After mounting the “comb” onto a shaft, we were ready to begin putting together the climbing prototype. However, we soon ran into some problems with the VersaPlanetary gearbox we constructed. After taking it apart and putting it back together (with a 10:1 gear ratio), we were ready to restart testing. At this point we ran into another problem as our setup proved to be unstable, making it impossible for the prototype to run smoothly.. We lasercut new, larger sidepanels and attached them to a 2×4 for stability. Next, we recut the metal bar we had used to stop it from interfering from the turning of the comb. Finally, we were ready to attach it to Dropshot’s drivebase, set up a hanging station, and start testing. While the prototype could successfully grab and hold onto the rope, it just did not have enough power to life the entire robot (even after changing to a 50:1 gear ratio in the VersaPlanetary). Looking toward the next build, we’ll have to find a way to increase the prototypes strength and speed.
Full Robot Mockup
The team created a quick mock up of the robot that features an intake on the front and shooter in the back. A large hopper made of polycarbonate pops out to over the bumpers to maximize its volume. A system of polycord or belts pulls the balls to the back of the robot then up into the shooter. It not a finalized design but serves as a start to get an idea of how much space subsystems like the bumpers and drivetrain take up so they can start being manufactured.

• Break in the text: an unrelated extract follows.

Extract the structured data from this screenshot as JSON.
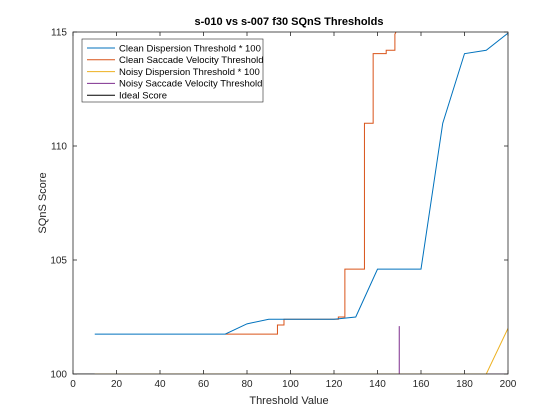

Today, we fine-tuned a PID control loop for the intake. PID is a control algorithm that maintains a constant RPMs on a motor, regardless of motor loads. For example, a ball launcher’s motors may slow down when balls are inserted due to the increased load. PID would keep the motor’s RPM constant when a load like a ball is inserted.

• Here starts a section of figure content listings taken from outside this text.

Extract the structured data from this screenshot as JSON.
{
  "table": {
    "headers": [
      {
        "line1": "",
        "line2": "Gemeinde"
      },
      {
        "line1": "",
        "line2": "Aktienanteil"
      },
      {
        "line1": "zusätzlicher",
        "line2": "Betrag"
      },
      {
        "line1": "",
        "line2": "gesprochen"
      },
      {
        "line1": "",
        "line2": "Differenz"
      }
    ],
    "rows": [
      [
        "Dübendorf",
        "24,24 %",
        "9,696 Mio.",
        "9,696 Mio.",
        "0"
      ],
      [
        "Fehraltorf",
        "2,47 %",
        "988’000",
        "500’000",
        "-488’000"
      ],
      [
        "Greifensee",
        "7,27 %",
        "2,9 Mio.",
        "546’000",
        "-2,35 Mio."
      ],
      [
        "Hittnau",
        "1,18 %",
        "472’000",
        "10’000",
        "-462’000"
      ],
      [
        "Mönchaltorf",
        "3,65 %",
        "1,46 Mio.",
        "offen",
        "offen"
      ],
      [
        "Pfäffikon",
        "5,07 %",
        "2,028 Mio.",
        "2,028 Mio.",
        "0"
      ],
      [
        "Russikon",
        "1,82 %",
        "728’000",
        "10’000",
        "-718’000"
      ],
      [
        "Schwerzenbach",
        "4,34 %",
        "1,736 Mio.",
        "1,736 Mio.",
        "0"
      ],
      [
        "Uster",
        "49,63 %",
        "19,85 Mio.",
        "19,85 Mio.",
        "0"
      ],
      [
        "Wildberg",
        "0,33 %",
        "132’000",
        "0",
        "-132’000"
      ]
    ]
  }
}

We also rewired the encoders to connect to the RoboRIO instead of from the CAN Talon. At the moment, we are running our PID + feed forward loops off the RoboRIO (instead of the CAN Talon) and need the encoders to connect to the RoboRIO. While we can get encoder values from the CAN Talon, we need perfect time synchronization for the control loop on the RoboRIO, which we can accomplish by connecting the encoder to the RoboRIO.

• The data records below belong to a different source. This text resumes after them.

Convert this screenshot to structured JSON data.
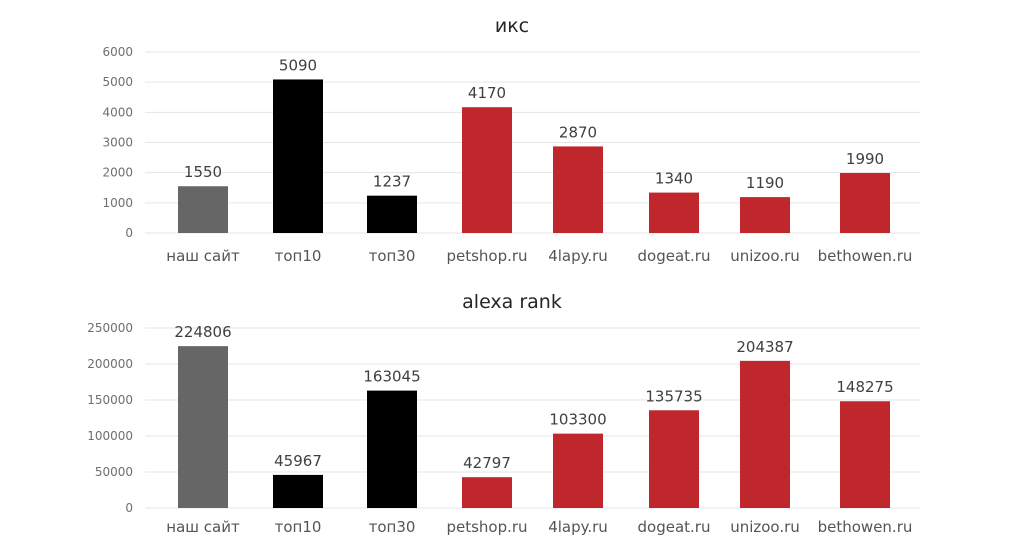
{
  "colors": {
    "own": "#666666",
    "top": "#000000",
    "competitor": "#c0272d"
  },
  "chart_data": [
    {
      "type": "bar",
      "title": "икс",
      "categories": [
        "наш сайт",
        "топ10",
        "топ30",
        "petshop.ru",
        "4lapy.ru",
        "dogeat.ru",
        "unizoo.ru",
        "bethowen.ru"
      ],
      "values": [
        1550,
        5090,
        1237,
        4170,
        2870,
        1340,
        1190,
        1990
      ],
      "data_labels": [
        "1550",
        "5090",
        "1237",
        "4170",
        "2870",
        "1340",
        "1190",
        "1990"
      ],
      "bar_colors": [
        "own",
        "top",
        "top",
        "competitor",
        "competitor",
        "competitor",
        "competitor",
        "competitor"
      ],
      "ylim": [
        0,
        6000
      ],
      "yticks": [
        "0",
        "1000",
        "2000",
        "3000",
        "4000",
        "5000",
        "6000"
      ],
      "grid": true
    },
    {
      "type": "bar",
      "title": "alexa rank",
      "categories": [
        "наш сайт",
        "топ10",
        "топ30",
        "petshop.ru",
        "4lapy.ru",
        "dogeat.ru",
        "unizoo.ru",
        "bethowen.ru"
      ],
      "values": [
        224806,
        45967,
        163045,
        42797,
        103300,
        135735,
        204387,
        148275
      ],
      "data_labels": [
        "224806",
        "45967",
        "163045",
        "42797",
        "103300",
        "135735",
        "204387",
        "148275"
      ],
      "bar_colors": [
        "own",
        "top",
        "top",
        "competitor",
        "competitor",
        "competitor",
        "competitor",
        "competitor"
      ],
      "ylim": [
        0,
        250000
      ],
      "yticks": [
        "0",
        "50000",
        "100000",
        "150000",
        "200000",
        "250000"
      ],
      "grid": true
    }
  ]
}
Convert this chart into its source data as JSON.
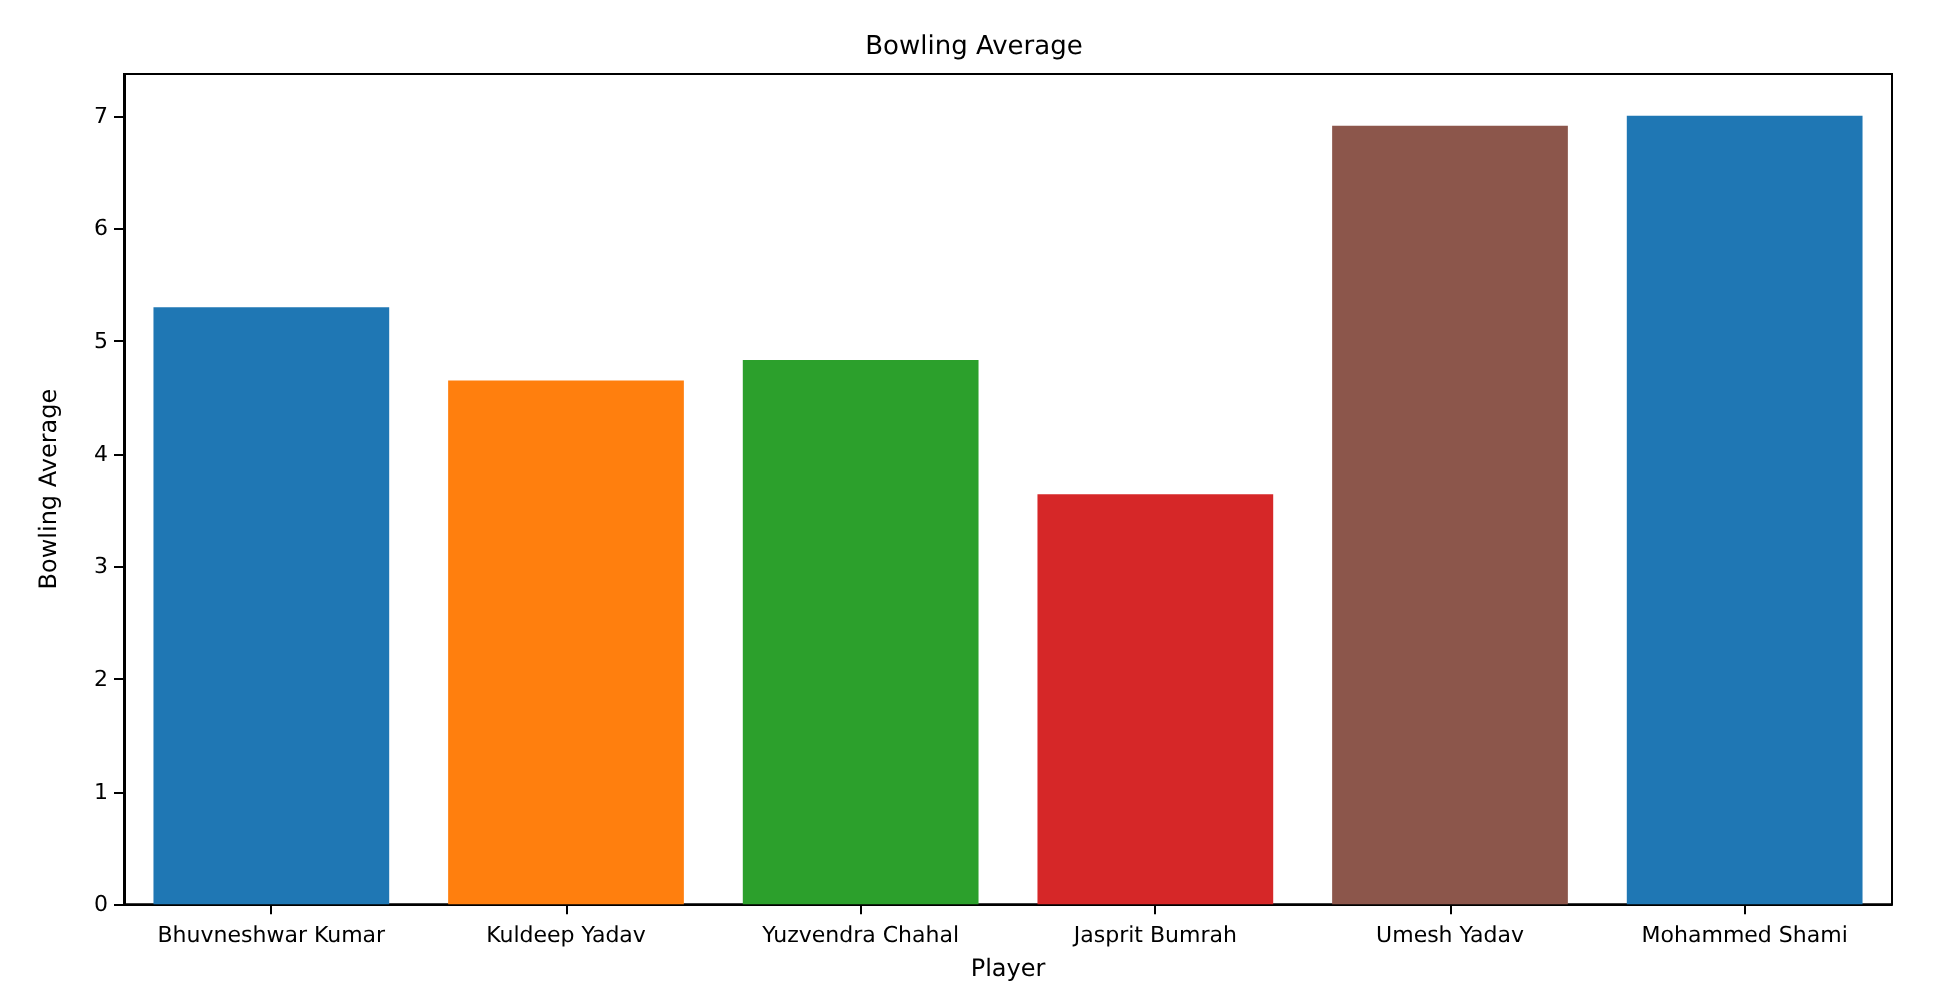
{
  "chart_data": {
    "type": "bar",
    "title": "Bowling Average",
    "xlabel": "Player",
    "ylabel": "Bowling Average",
    "categories": [
      "Bhuvneshwar Kumar",
      "Kuldeep Yadav",
      "Yuzvendra Chahal",
      "Jasprit Bumrah",
      "Umesh Yadav",
      "Mohammed Shami"
    ],
    "values": [
      5.3,
      4.65,
      4.83,
      3.64,
      6.91,
      7.0
    ],
    "colors": [
      "#1f77b4",
      "#ff7f0e",
      "#2ca02c",
      "#d62728",
      "#8c564b",
      "#1f77b4"
    ],
    "ylim": [
      0,
      7.37
    ],
    "yticks": [
      0,
      1,
      2,
      3,
      4,
      5,
      6,
      7
    ],
    "grid": false
  }
}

Today, we continued on the previous build’s progress, and decided to continue working on SPI. First, we connect the PixyCam to an Arduino and used the Arduino library to see if it worked correctly with the Arduino, as it hadn’t been working with the RoboRIO. Our test was successful, and the PixyCam worked as expected with the Arduino, leading us to conclude that there was a problem in the communication between the PixyCam and the RoboRIO. We connected the RoboRIO and Pixy pins to an oscilloscope to ensure that data was being transmitted correctly. After a few minutes of trying to get proper data, we realized that the PixyCam only broadcasted data when it saw an object; when no objects were detected, it would only send null bytes. This was the reason for the issues yesterday; when we got null bytes, we thought there was a communication error with the Pixy, as the documentation did not indicate that no data would be transferred when no objects were detected; we expected frame separators, but none were sent. After realizing this, we put a ball in front of the camera, which had been programmed to recognize balls, and updated our RoboRIO program to search for objects in a loop. At last, we were able to successfully retrieve object metadata, but we encountered connectivity issues between our driver station and the RoboRIO and were not able to finish our code. This build, we were able to get our program to parse the Pixy’s object broadcast data. Next build, we plan to finish our SPI driver by parsing the frame separator indicators, so we can recognize when there are multiple recognized objects in a single frame.